Но Стерлигов продолжил дело Малевича не только личным ответом. Ему удалось воскресить и его систему преподавания, и дух коллектива равных и разных единомышленников-учеников. Он не только выжил и пронёс то, чему его обучил мастер, — он связал собой начало и конец XX века, как купол связал квадрат. Он переезжает в Петергоф; вокруг него по вторникам собираются художники, которых он учит всем пяти системам — четырём малевичевским (импрессионизм, сезаннизм, кубизм, супрематизм) и вдобавок своей. Стерлигов называл свои собрания «невидимым институтом» — словно бы, через 36 лет, продолжая то, что творилось в лабораториях ГИНХУКа. Учениками Стерлигова стали Александр Батурин, Сергей Спицын, Геннадий Зубков, Елизавета Александрова, Алексей Гостинцев, Михай Цэруш, Елена Гриценко, Александр Кожин, Валентина Соловьёва, Александр Носов и др.
В учении много значит личность. Стерлигов был, конечно, совсем другим человеком, чем Малевич, с иным жизненным опытом, иным темпераментом. Начать с того, что Стерлигов только открыл свою чашно-купольную систему в 56 лет — Малевич в 57 умер. Стерлигов пришёл к своему открытию после длинной, трудной жизни, пришёл к нему как к берегу, а Малевич в супрематизм пустился как в неизведанное бурное море. Малевич не увидел своей мировой славы, но какое-никакое официальное признание и положение у него было и при жизни — а попав за границу, он окончательно убедился, что мир его заметил. Стерлигов признания не получил вовсе, а единственную его выставку в 1966 году закрыли через четыре часа после открытия.
Много значит в учении и время, которое тебя окружает. Быть со Стерлиговым в 1960–1970-е — это совсем иначе, чем быть в 1920-е с Малевичем. Это другая правда и другая правота. Стоит сравнить юных уновисовцев и тех, кто шёл к Стерлигову. УНОВИС чувствовал себя вправе ставить свою печать на всё в мире. Стерлиговцы находились в подполье, в андерграунде, долгое время речь не шла даже о скромном месте в официальной культуре. Соцреализм Стерлигов презрительно называл «сюсюсюреализм», в доме у него были всё деревянные лавки, иконы; зашедшего в гости художника он мог проэкзаменовать на знание Евангелия — и вообще слегка светился нездешним светом. Вместо экспансии — духовное совершенствование; вширь некуда и незачем — так, значит, внутрь.

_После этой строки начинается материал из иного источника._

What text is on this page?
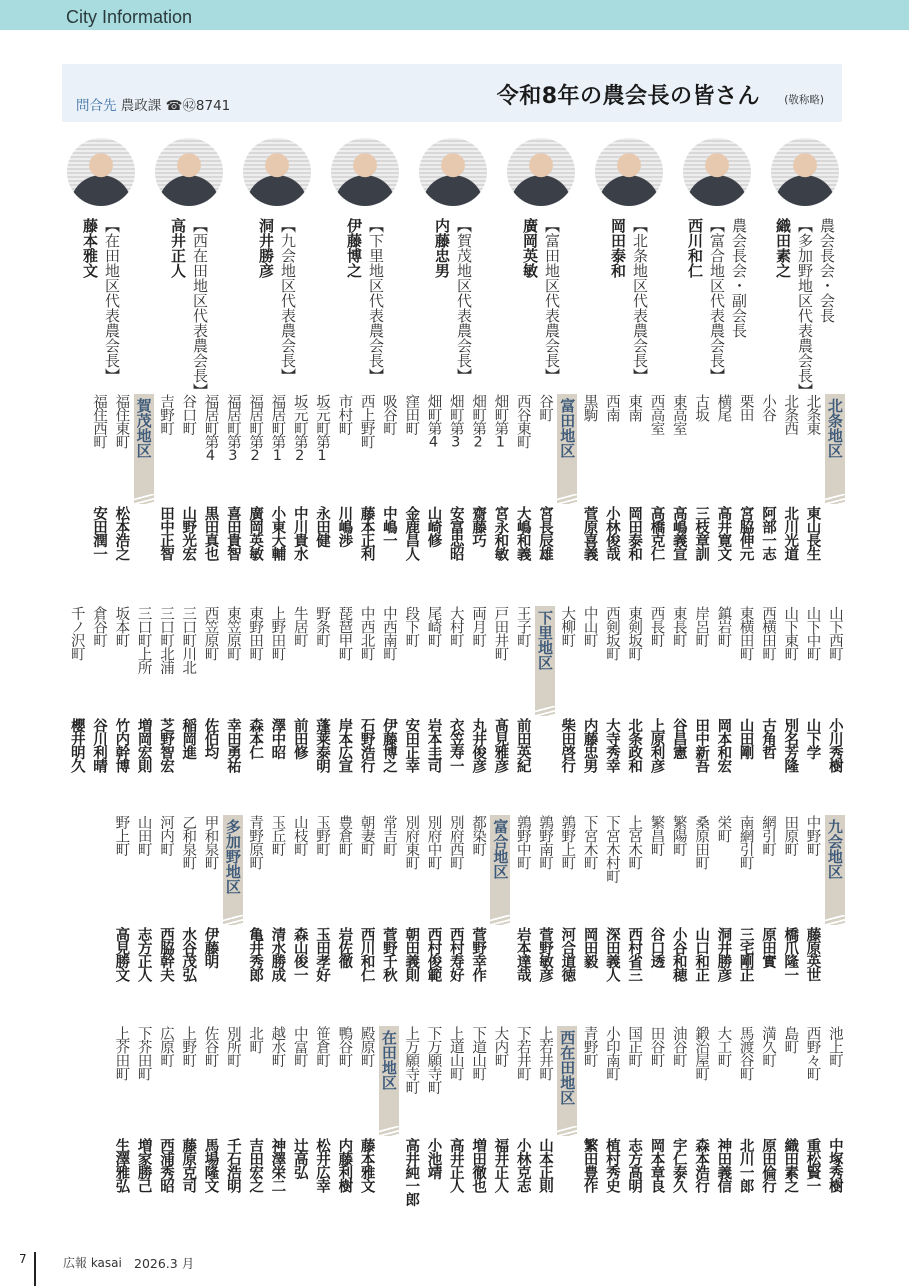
City Information
問合先 農政課 ☎㊷8741	令和8年の農会長の皆さん (敬称略)
農会長会・会長
【多加野地区代表農会長】
織田素之
農会長会・副会長
【富合地区代表農会長】
西川和仁
【北条地区代表農会長】
岡田泰和
【富田地区代表農会長】
廣岡英敏
【賀茂地区代表農会長】
内藤忠男
【下里地区代表農会長】
伊藤博之
【九会地区代表農会長】
洞井勝彦
【西在田地区代表農会長】
高井正人
【在田地区代表農会長】
藤本雅文
北条地区
北条東
東山長生
北条西
北川光道
小谷
阿部一志
栗田
宮脇伸元
横尾
高井寛文
古坂
三枝章訓
東高室
高嶋義宣
西高室
高橋克仁
東南
岡田泰和
西南
小林俊哉
黒駒
菅原喜義
富田地区
谷町
宮長辰雄
西谷東町
大嶋和義
畑町第1
宮永和敏
畑町第2
齋藤巧
畑町第3
安富忠昭
畑町第4
山崎修
窪田町
金鹿昌人
吸谷町
中嶋一
西上野町
藤本正利
市村町
川嶋渉
坂元町第1
永田健
坂元町第2
中川貴水
福居町第1
小東大輔
福居町第2
廣岡英敏
福居町第3
喜田貴智
福居町第4
黒田真也
谷口町
山野光宏
吉野町
田中正智
賀茂地区
福住東町
松本浩之
福住西町
安田潤一
山下西町
小川秀樹
山下中町
山下学
山下東町
別名芳隆
西横田町
古角哲
東横田町
山田剛
鎮岩町
岡本和宏
岸呂町
田中新吾
東長町
谷昌憲
西長町
上原利彦
東剣坂町
北条政和
西剣坂町
大寺秀幸
中山町
内藤忠男
大柳町
柴田啓行
下里地区
王子町
前田英紀
戸田井町
髙見雅彦
両月町
丸井俊彦
大村町
衣笠寿一
尾崎町
岩本圭司
段下町
安田正幸
中西南町
伊藤博之
中西北町
石野浩行
琵琶甲町
岸本広宣
野条町
蓬莱泰明
牛居町
前田修
上野田町
澤中昭
東野田町
森本仁
東笠原町
幸田勇祐
西笠原町
佐伯均
三口町川北
稲岡進
三口町北浦
芝野智宏
三口町上所
増岡宏則
坂本町
竹内幹博
倉谷町
谷川利晴
千ノ沢町
櫻井明久
九会地区
中野町
藤原英世
田原町
橋爪隆一
網引町
原田實
南網引町
三宅剛正
栄町
洞井勝彦
桑原田町
山口和正
繁陽町
小谷和穂
繁昌町
谷口透
上宮木町
西村省三
下宮木村町
深田義人
下宮木町
岡田毅
鶉野上町
河合道徳
鶉野南町
菅野敏彦
鶉野中町
岩本達哉
富合地区
都染町
菅野幸作
別府西町
西村寿好
別府中町
西村俊範
別府東町
朝田義則
常吉町
菅野千秋
朝妻町
西川和仁
豊倉町
岩佐徹
玉野町
玉田孝好
山枝町
森山俊一
玉丘町
清水勝成
青野原町
亀井秀郎
多加野地区
甲和泉町
伊藤明
乙和泉町
水谷茂弘
河内町
西脇幹夫
山田町
志方正人
野上町
高見勝文
池上町
中塚秀樹
西野々町
重松賢一
島町
織田素之
満久町
原田倫行
馬渡谷町
北川一郎
大工町
神田義信
鍛治屋町
森本浩行
油谷町
宇仁泰久
田谷町
岡本章良
国正町
志方高明
小印南町
植村秀史
青野町
繁田豊作
西在田地区
上若井町
山本正則
下若井町
小林克志
大内町
福井正人
下道山町
増田徹也
上道山町
高井正人
下万願寺町
小池靖
上万願寺町
高井純一郎
在田地区
殿原町
藤本雅文
鴨谷町
内藤利樹
笹倉町
松井広幸
中富町
辻高弘
越水町
神澤栄二
北町
吉田宏之
別所町
千石浩明
佐谷町
馬場隆文
上野町
藤原克司
広原町
西浦秀昭
下芥田町
増家勝己
上芥田町
生澤雅弘
7	広報 kasai 2026.3 月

После смерти Стерлигова преподавание в «невидимом институте» продолжил Геннадий Герасимович Зубков. У него учились те нынешние стерлиговцы, которые не успели застать его учителя: Светлана Цвиркунова, Татьяна Беляева, Наталия Ватенина, Ольга Моисеева, Татьяна Туличева и др. И преемственность в преподавании сохраняется: Геннадий Зубков — именно такой «учёный», рефлексирующий художник, о котором говорил Малевич, что он должен прийти на смену художнику настроения. Серии картин Зубкова всегда написаны в виду какой-либо аналитической цели. Нашёл Зубков и свой собственный прибавочный элемент. Он формулируется так: «форма делает форму» — то есть там, где «нет» одного тела, пространство «заполняется» другим. Пустоты нет! Энергия одной формы может организовать другую. Пространство и предмет равны и вливаются друг в друга, а художник работает с границами цвета и формы.
Наталия Ватенина, ученица Геннадия Зубкова (получается — идеологическая «правнучка» Малевича), рассказывала нам об этапах обработки художника в их системе. Сначала по творчеству импрессионистов изучали цвет, соотношения цветов, их смешения. Затем — как в постимпрессионизме — разрабатывалось «погашение» цвета: основные цвета, попадая между дополнительными, погашаются, что создаёт приглушённую, нежную гамму. Затем импрессионизм сменялся кубизмом, а цвета — формами, причём шли от простого к сложному. Линия в учении стерлиговцев обозначает не границу предмета, а границу цвета, столкновение тёмного и светлого, холодного и тёплого цветов. Затем переходили к формовычитанию — то есть «прочитывали» композицию целиком. На каждом этапе рисовалось по нескольку десятков работ в день. Стерлигов, как и Малевич, не «кормил» учеников подробными разборами, а давал общий принцип, которому каждый должен был научиться следовать, а затем уж идти своей дорогой. Но самое важное, чему учат стерлиговцев, — картина должна быть творением духа, без него любая техника будет мертва. А что это такое, дух, — формализовать невозможно. Ученики Малевича в 1930-е говорили, что их учитель сейчас — это совесть искусства; не полностью принимая его систему, желая от неё освободиться (как Лев Юдин), они целиком находились под обаянием его духа. Так же получилось и со Стерлиговым.